Introducing DDD and Microservices
- Software architecture before the WWW
- Monolithic Web Applications in JEE and .NET
- The move to SPA, Microservices and the Cloud
- Partitioning and clear boundaries are now essential
- The rediscovery of DDD in relation to Microservices
- How DDD enables well defined and scalable services
- Using the Event Storming technique as part of DDD
- The overlap between DDD, Event Storming, FP and RX
First Steps With Domain Driven Design
- What exactly counts as a Domain?
- Core, Support and Generic Domains
- Why DDD needs a Layered Architecture
- DDD is all about a Ubiquitous Language
- How the language and model are inseparable
- Distinguishing between Entity and Value types
- Grouping Entity and Value objects into Aggregates
- Managing domain types via Factories and Repositories
- Defining Services with high cohesion and loose coupling
Advanced Concepts in Domain Driven Design
- Why precisely defined types require explicit boundaries
- How poorly defined types lead to the 'Big Ball Of Mud'
- Dividing the domain into a series of Bounded Contexts
- Creating Context Maps to translate between subdomains
- Merits of the Partnership and Shared Kernel relationships
- Customer / Supplier and the idea of an Interchange Context
- The Conformist relationship and Anticorruption Layers
Using Event Storming to build Business Models
- Key considerations when interviewing stakeholders
- Ensuring the right people are present and participate
- Setting up an environment conducive for Event Storming
- Helping clients identify Domain Events in their processes
- Arranging Domain Events into timelines with concurrency
- Associating events with Commands, Actors and Aggregates
- Defining Aggregates in terms of behaviour and state machines
- Classifying state transitions in terms of Read and Write models
- Handling gaps in knowledge and disputes between participants
- Separating the concepts discovered into Bounded Contexts
- Using Event Storming as a source of Acceptance Tests
- Using Event Storming as a precursor to UI Wireframes
Review of core Microservices concepts
- What distinguishes a Microservice from a Web App?

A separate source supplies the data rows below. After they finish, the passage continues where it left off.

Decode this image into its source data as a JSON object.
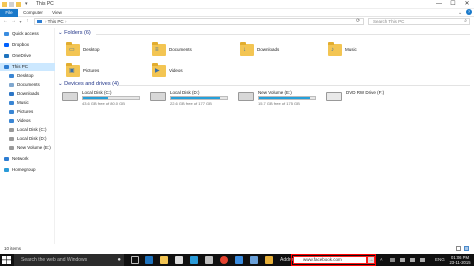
{
  "window": {
    "title": "This PC",
    "controls": {
      "minimize": "—",
      "maximize": "☐",
      "close": "✕"
    }
  },
  "ribbon": {
    "tabs": [
      "File",
      "Computer",
      "View"
    ]
  },
  "address_bar": {
    "back": "←",
    "forward": "→",
    "up": "↑",
    "path": "This PC",
    "search_placeholder": "Search This PC"
  },
  "sidebar": {
    "items": [
      {
        "label": "Quick access",
        "icon": "star-icon",
        "color": "#3b8de0"
      },
      {
        "label": "Dropbox",
        "icon": "dropbox-icon",
        "color": "#0061fe"
      },
      {
        "label": "OneDrive",
        "icon": "cloud-icon",
        "color": "#1e73be"
      },
      {
        "label": "This PC",
        "icon": "computer-icon",
        "color": "#2d7dd2"
      },
      {
        "label": "Desktop",
        "icon": "desktop-icon",
        "color": "#3a86d4"
      },
      {
        "label": "Documents",
        "icon": "documents-icon",
        "color": "#7fa7cf"
      },
      {
        "label": "Downloads",
        "icon": "downloads-icon",
        "color": "#2c76c6"
      },
      {
        "label": "Music",
        "icon": "music-icon",
        "color": "#3a86d4"
      },
      {
        "label": "Pictures",
        "icon": "pictures-icon",
        "color": "#3a86d4"
      },
      {
        "label": "Videos",
        "icon": "videos-icon",
        "color": "#3a86d4"
      },
      {
        "label": "Local Disk (C:)",
        "icon": "drive-icon",
        "color": "#9a9a9a"
      },
      {
        "label": "Local Disk (D:)",
        "icon": "drive-icon",
        "color": "#9a9a9a"
      },
      {
        "label": "New Volume (E:)",
        "icon": "drive-icon",
        "color": "#9a9a9a"
      },
      {
        "label": "Network",
        "icon": "network-icon",
        "color": "#2d7dd2"
      },
      {
        "label": "Homegroup",
        "icon": "homegroup-icon",
        "color": "#2a9bd8"
      }
    ]
  },
  "folders_group": {
    "title": "Folders (6)",
    "items": [
      {
        "label": "Desktop",
        "glyph": "▭"
      },
      {
        "label": "Documents",
        "glyph": "≡"
      },
      {
        "label": "Downloads",
        "glyph": "↓"
      },
      {
        "label": "Music",
        "glyph": "♪"
      },
      {
        "label": "Pictures",
        "glyph": "▣"
      },
      {
        "label": "Videos",
        "glyph": "▶"
      }
    ]
  },
  "drives_group": {
    "title": "Devices and drives (4)",
    "items": [
      {
        "name": "Local Disk (C:)",
        "free": "43.6 GB free of 80.0 GB",
        "fill": 0.45
      },
      {
        "name": "Local Disk (D:)",
        "free": "22.6 GB free of 177 GB",
        "fill": 0.87
      },
      {
        "name": "New Volume (E:)",
        "free": "15.7 GB free of 175 GB",
        "fill": 0.91
      },
      {
        "name": "DVD RW Drive (F:)",
        "free": "",
        "fill": null
      }
    ]
  },
  "status": {
    "count": "10 items"
  },
  "taskbar": {
    "search_placeholder": "Search the web and Windows",
    "address_label": "Address",
    "address_value": "www.facebook.com",
    "go_glyph": "→",
    "language": "ENG",
    "time": "01:06 PM",
    "date": "23-11-2015"
  }
}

- Creating Microservices using Spring Boot and .NET
- Defining contracts and RESTful API's for services
- Deploying and scaling services via a Cloud Provider
- Monitoring services and enforcing security rules
- Microservices, Event Streams and Reactive Design
Using DDD to define your Microservice Architecture
- How each Bounded Context is a potential Microservice
- Using isolated deployment to enforce context boundaries
- Mapping contexts and adding Anticorruption Layers via REST
- Implementing Domain Events directly via Actors and messaging
- Using platforms like Kafka to manage streams of events
Delegates should have good knowledge of OO programming concepts and have implemented RESTful services using tools like Spring Boot, Dropwizard and the ASP .NET Web API.